Texas municipalities struggle to recover from ransomware attacks

Borger and Keene confirmed they are among the 22 municipalities in Texas that were hit with ransomware attacks last weekend.

“Keene is working with law enforcement to resolve a cyber incident that impacted servers statewide,” the city said on its Facebook page, explaining that online payment was down and there wouldn’t be any utility disconnections in the offing. “Our drinking water is safe,” the city added.

In Borger, the Vital Statistics department remained offline and the city said because couldn’t receive online payments for utilities or other services, it wouldn’t assess late fees or shut off services.

“This attack has impacted normal City business and financial operations and services, however, the City has implemented its continuity of operation plans and the City continues to provide basic and emergency services (Police, Fire, 9-1-1, Animal Control, Water, Wastewater and Solid Waste Collection),” the city said in a statement.

Borger, like other municipalities doesn’t know when operations will return to normal after suffering attacks beginning Friday that the Texas Department of Information Resources (DIR) believes was the work of “one single threat actor.”

Cloud Security provider Armor, which identified Borger as one of the casualties in the Texas attacks as well as Wilmer, Kaufman, Lubbock County, Grayson County and police departments in Bonham, Graham (where the ransom was $5 million) and Vernon, found that 134 organizations in the U.S. have been publicly reported as victims of ransomware this year, with municipalities making up the largest portion of those targets. Last week’s attacks bumped up Texas to the number one slot logging 30 attacks with Georgia and New York behind it with nine and eight, respectively.

Cody Brocious, hacker and head of hacker education at HackerOne contends the attacks will continue “as long as we as a society continue paying ransoms.” Municipalities and other entities should “maintain regular (offline!) bacKeenekups, keep [their] systems up to date, and don't pay ransoms,” if hit, he said.  

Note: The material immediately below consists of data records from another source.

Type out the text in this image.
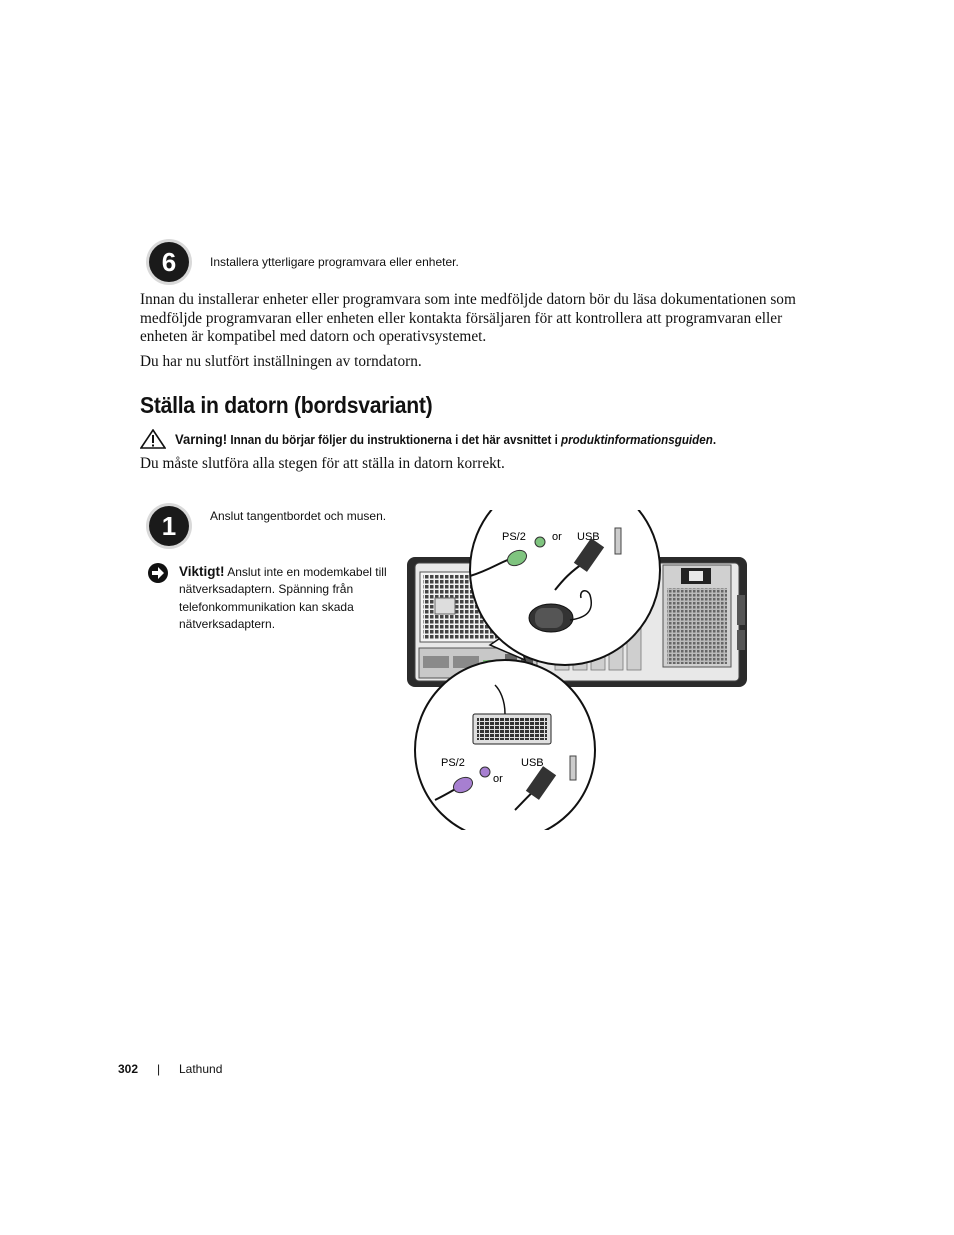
6	Installera ytterligare programvara eller enheter.
Innan du installerar enheter eller programvara som inte medföljde datorn bör du läsa dokumentationen som medföljde programvaran eller enheten eller kontakta försäljaren för att kontrollera att programvaran eller enheten är kompatibel med datorn och operativsystemet.
Du har nu slutfört inställningen av torndatorn.
Ställa in datorn (bordsvariant)
Varning! Innan du börjar följer du instruktionerna i det här avsnittet i produktinformationsguiden.
Du måste slutföra alla stegen för att ställa in datorn korrekt.
1	Anslut tangentbordet och musen.
Viktigt! Anslut inte en modemkabel till nätverksadaptern. Spänning från telefonkommunikation kan skada nätverksadaptern.
PS/2 or USB
PS/2
or
USB
302 | Lathund
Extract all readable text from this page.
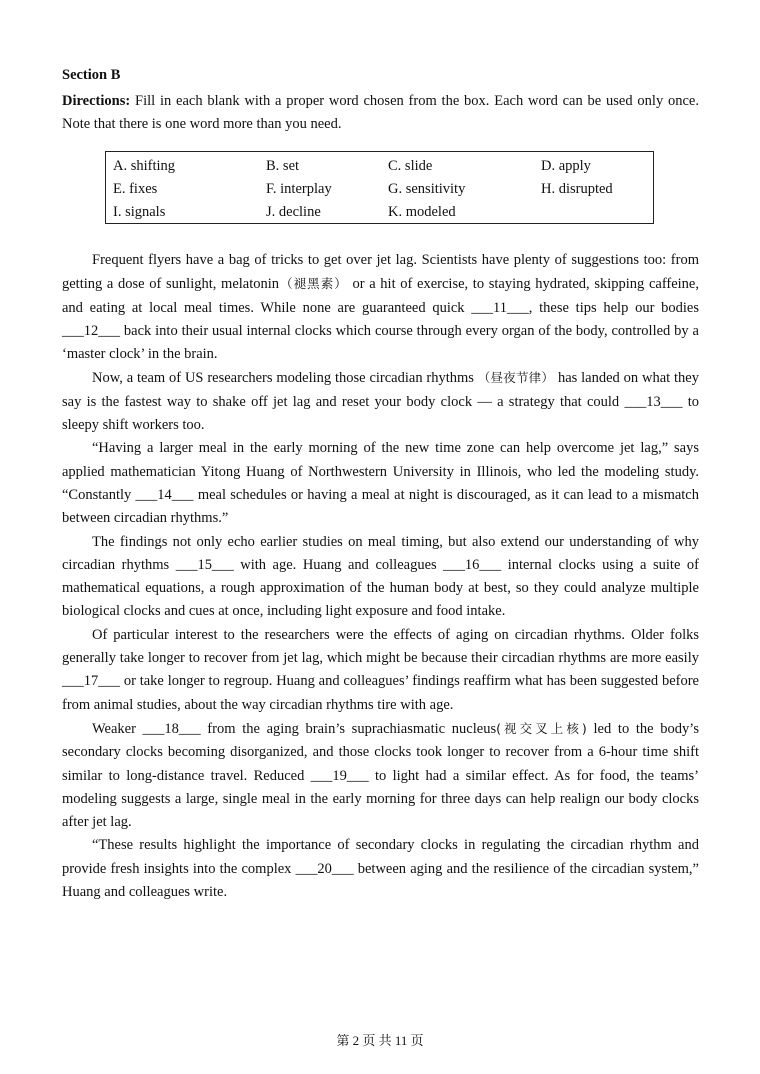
Section B

Directions: Fill in each blank with a proper word chosen from the box. Each word can be used only once. Note that there is one word more than you need.

A. shifting	B. set	C. slide	D. apply
E. fixes	F. interplay	G. sensitivity	H. disrupted
I. signals	J. decline	K. modeled

Frequent flyers have a bag of tricks to get over jet lag. Scientists have plenty of suggestions too: from getting a dose of sunlight, melatonin（褪黑素） or a hit of exercise, to staying hydrated, skipping caffeine, and eating at local meal times. While none are guaranteed quick ___11___, these tips help our bodies ___12___ back into their usual internal clocks which course through every organ of the body, controlled by a ‘master clock’ in the brain.

Now, a team of US researchers modeling those circadian rhythms （昼夜节律） has landed on what they say is the fastest way to shake off jet lag and reset your body clock — a strategy that could ___13___ to sleepy shift workers too.

“Having a larger meal in the early morning of the new time zone can help overcome jet lag,” says applied mathematician Yitong Huang of Northwestern University in Illinois, who led the modeling study. “Constantly ___14___ meal schedules or having a meal at night is discouraged, as it can lead to a mismatch between circadian rhythms.”

The findings not only echo earlier studies on meal timing, but also extend our understanding of why circadian rhythms ___15___ with age. Huang and colleagues ___16___ internal clocks using a suite of mathematical equations, a rough approximation of the human body at best, so they could analyze multiple biological clocks and cues at once, including light exposure and food intake.

Of particular interest to the researchers were the effects of aging on circadian rhythms. Older folks generally take longer to recover from jet lag, which might be because their circadian rhythms are more easily ___17___ or take longer to regroup. Huang and colleagues’ findings reaffirm what has been suggested before from animal studies, about the way circadian rhythms tire with age.

Weaker ___18___ from the aging brain’s suprachiasmatic nucleus(视交叉上核) led to the body’s secondary clocks becoming disorganized, and those clocks took longer to recover from a 6-hour time shift similar to long-distance travel. Reduced ___19___ to light had a similar effect. As for food, the teams’ modeling suggests a large, single meal in the early morning for three days can help realign our body clocks after jet lag.

“These results highlight the importance of secondary clocks in regulating the circadian rhythm and provide fresh insights into the complex ___20___ between aging and the resilience of the circadian system,” Huang and colleagues write.

第 2 页 共 11 页
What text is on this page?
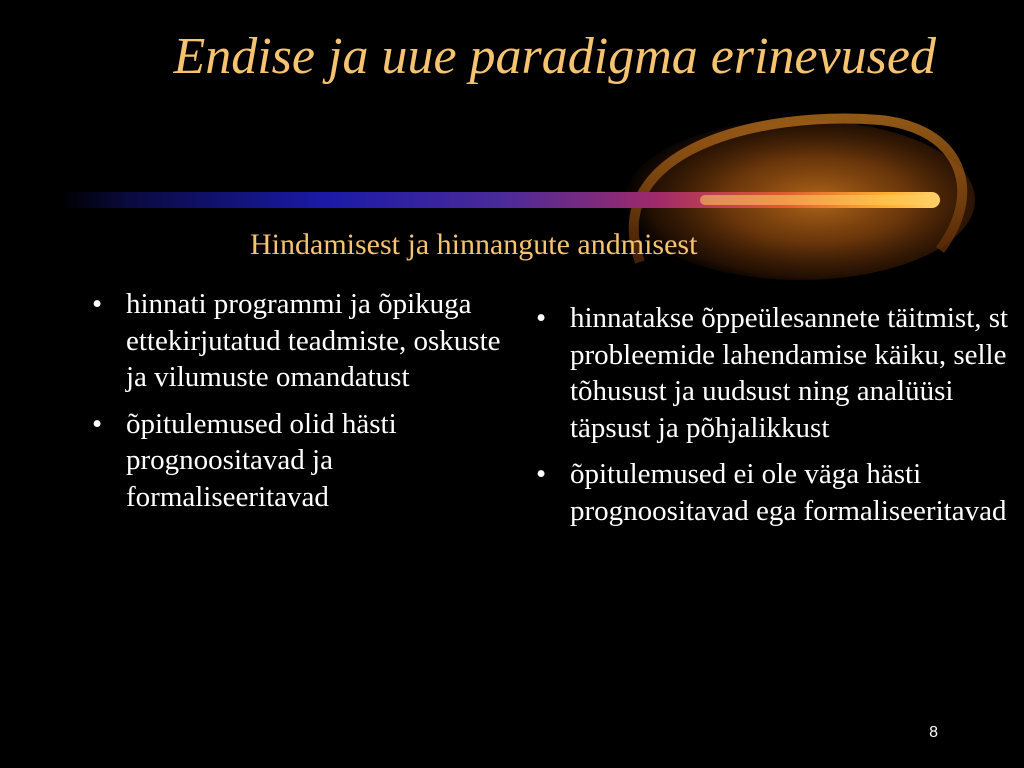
Endise ja uue paradigma erinevused
Hindamisest ja hinnangute andmisest
• hinnati programmi ja õpikuga ettekirjutatud teadmiste, oskuste ja vilumuste omandatust
• õpitulemused olid hästi prognoositavad ja formaliseeritavad
• hinnatakse õppeülesannete täitmist, st probleemide lahendamise käiku, selle tõhusust ja uudsust ning analüüsi täpsust ja põhjalikkust
• õpitulemused ei ole väga hästi prognoositavad ega formaliseeritavad
8
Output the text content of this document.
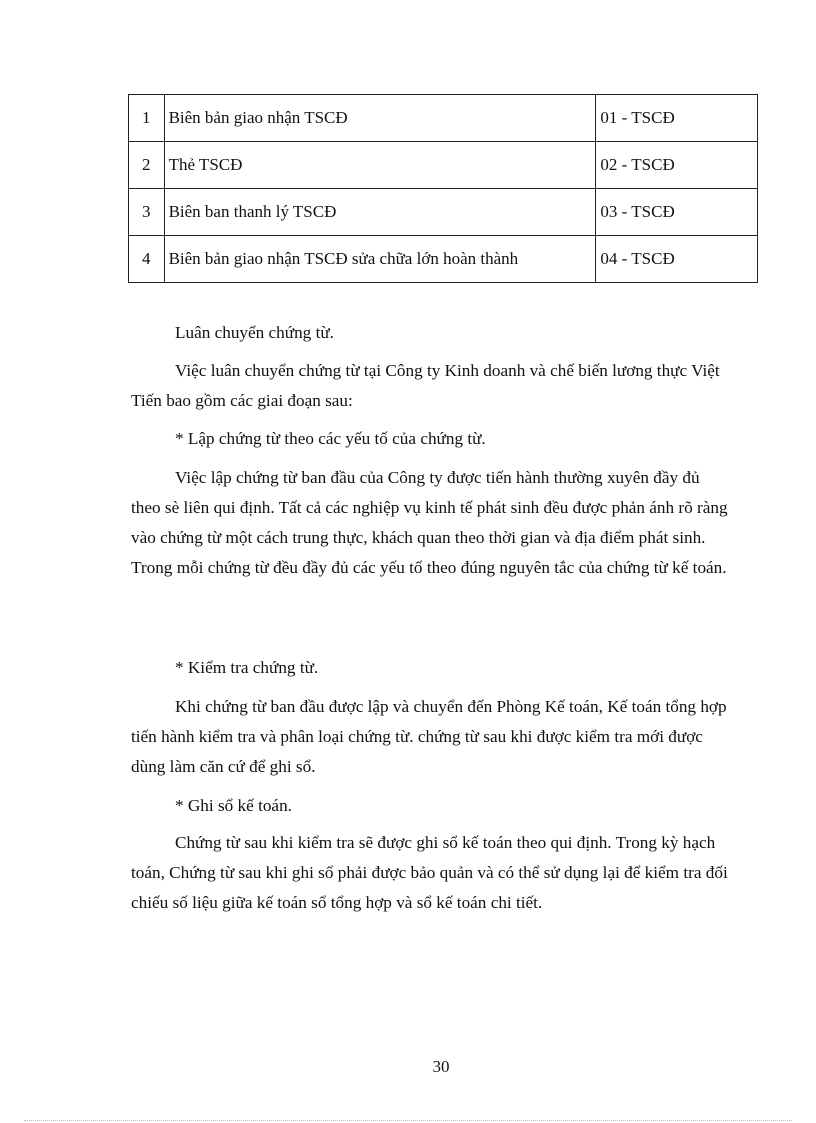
1	Biên bản giao nhận TSCĐ	01 - TSCĐ
2	Thẻ TSCĐ	02 - TSCĐ
3	Biên ban thanh lý TSCĐ	03 - TSCĐ
4	Biên bản giao nhận TSCĐ sửa chữa lớn hoàn thành	04 - TSCĐ

Luân chuyển chứng từ.

Việc luân chuyển chứng từ tại Công ty Kinh doanh và chế biến lương thực Việt Tiến bao gồm các giai đoạn sau:

* Lập chứng từ theo các yếu tố của chứng từ.

Việc lập chứng từ ban đầu của Công ty được tiến hành thường xuyên đầy đủ theo sè liên qui định. Tất cả các nghiệp vụ kinh tế phát sinh đều được phản ánh rõ ràng vào chứng từ một cách trung thực, khách quan theo thời gian và địa điểm phát sinh. Trong mỗi chứng từ đều đầy đủ các yếu tố theo đúng nguyên tắc của chứng từ kế toán.

* Kiểm tra chứng từ.

Khi chứng từ ban đầu được lập và chuyển đến Phòng Kế toán, Kế toán tổng hợp tiến hành kiểm tra và phân loại chứng từ. chứng từ sau khi được kiểm tra mới được dùng làm căn cứ để ghi sổ.

* Ghi sổ kế toán.

Chứng từ sau khi kiểm tra sẽ được ghi sổ kế toán theo qui định. Trong kỳ hạch toán, Chứng từ sau khi ghi sổ phải được bảo quản và có thể sử dụng lại để kiểm tra đối chiếu số liệu giữa kế toán sổ tổng hợp và sổ kế toán chi tiết.

30
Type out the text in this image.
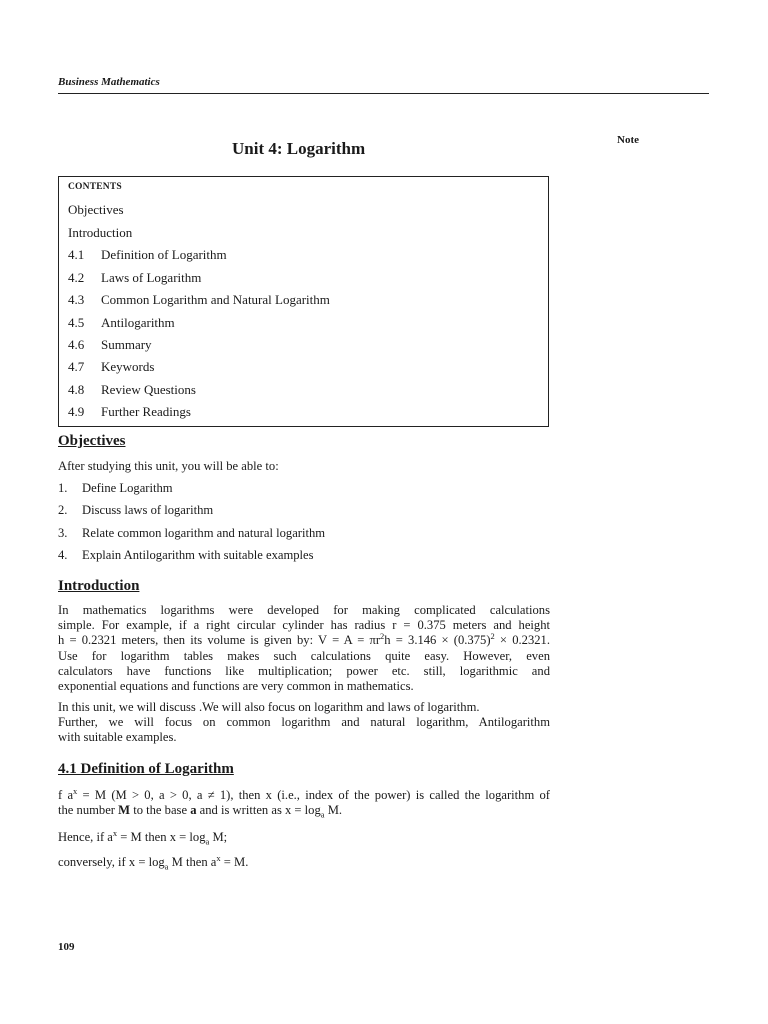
Business Mathematics
Note
Unit 4: Logarithm
CONTENTS
Objectives
Introduction
4.1 Definition of Logarithm
4.2 Laws of Logarithm
4.3 Common Logarithm and Natural Logarithm
4.5 Antilogarithm
4.6 Summary
4.7 Keywords
4.8 Review Questions
4.9 Further Readings
Objectives
After studying this unit, you will be able to:
1. Define Logarithm
2. Discuss laws of logarithm
3. Relate common logarithm and natural logarithm
4. Explain Antilogarithm with suitable examples
Introduction
In mathematics logarithms were developed for making complicated calculations
simple. For example, if a right circular cylinder has radius r = 0.375 meters and height
h = 0.2321 meters, then its volume is given by: $V = A = \pi r^2h = 3.146 \times (0.375)^2 \times 0.2321$.
Use for logarithm tables makes such calculations quite easy. However, even
calculators have functions like multiplication; power etc. still, logarithmic and
exponential equations and functions are very common in mathematics.
In this unit, we will discuss .We will also focus on logarithm and laws of logarithm.
Further, we will focus on common logarithm and natural logarithm, Antilogarithm
with suitable examples.
4.1 Definition of Logarithm
f $a^x = M$ (M > 0, a > 0, a ≠ 1), then x (i.e., index of the power) is called the logarithm of
the number M to the base a and is written as $x = \log_a M$.
Hence, if $a^x = M$ then $x = \log_a M$;
conversely, if $x = \log_a M$ then $a^x = M$.
109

“At this point, it's akin to choosing not to get a flu shot; sure, if you're healthy then you're not likely to die from the flu, but you may transmit it to someone who will,” said Brocious. “Giving in to these criminals is acting against the public good, which just ends up protecting organizations from the consequences of not taking their data seriously.”

SonicWall CEO Bill Conner emphasized that “until organizations are serious about ransomware protection, these types of wide-reaching ransomware attacks will” continue.

“As we’ve witnessed across K-12 school districts and municipalities this summer, ransomware attacks are highly disruptive,” said Conner. “Today’s citizen-centric environments — networks that spread across city hall, law enforcement agencies, court houses and the DMV — can be compromised in minutes.”

Noting that “the coordinated ransomware attacks that took place across Texas are just the latest in a long string of cyberattacks against the public sector,” Arcserve CTO Oussama El-Hilali said “With this surge in cybercrime, it’s more important than ever for IT decision-makers to proactively update their disaster recovery strategies so they don’t find themselves in a similar situation.”

That preparedness seemed to save Lubbock County. “Our IT department was right on top of it,” Lubbock County judge Curtis Parrish. “They were able to get that virus isolated, contained, and dealt with in a very quick manner so it did not affect any other computers or any other computer systems here in Lubbock County.”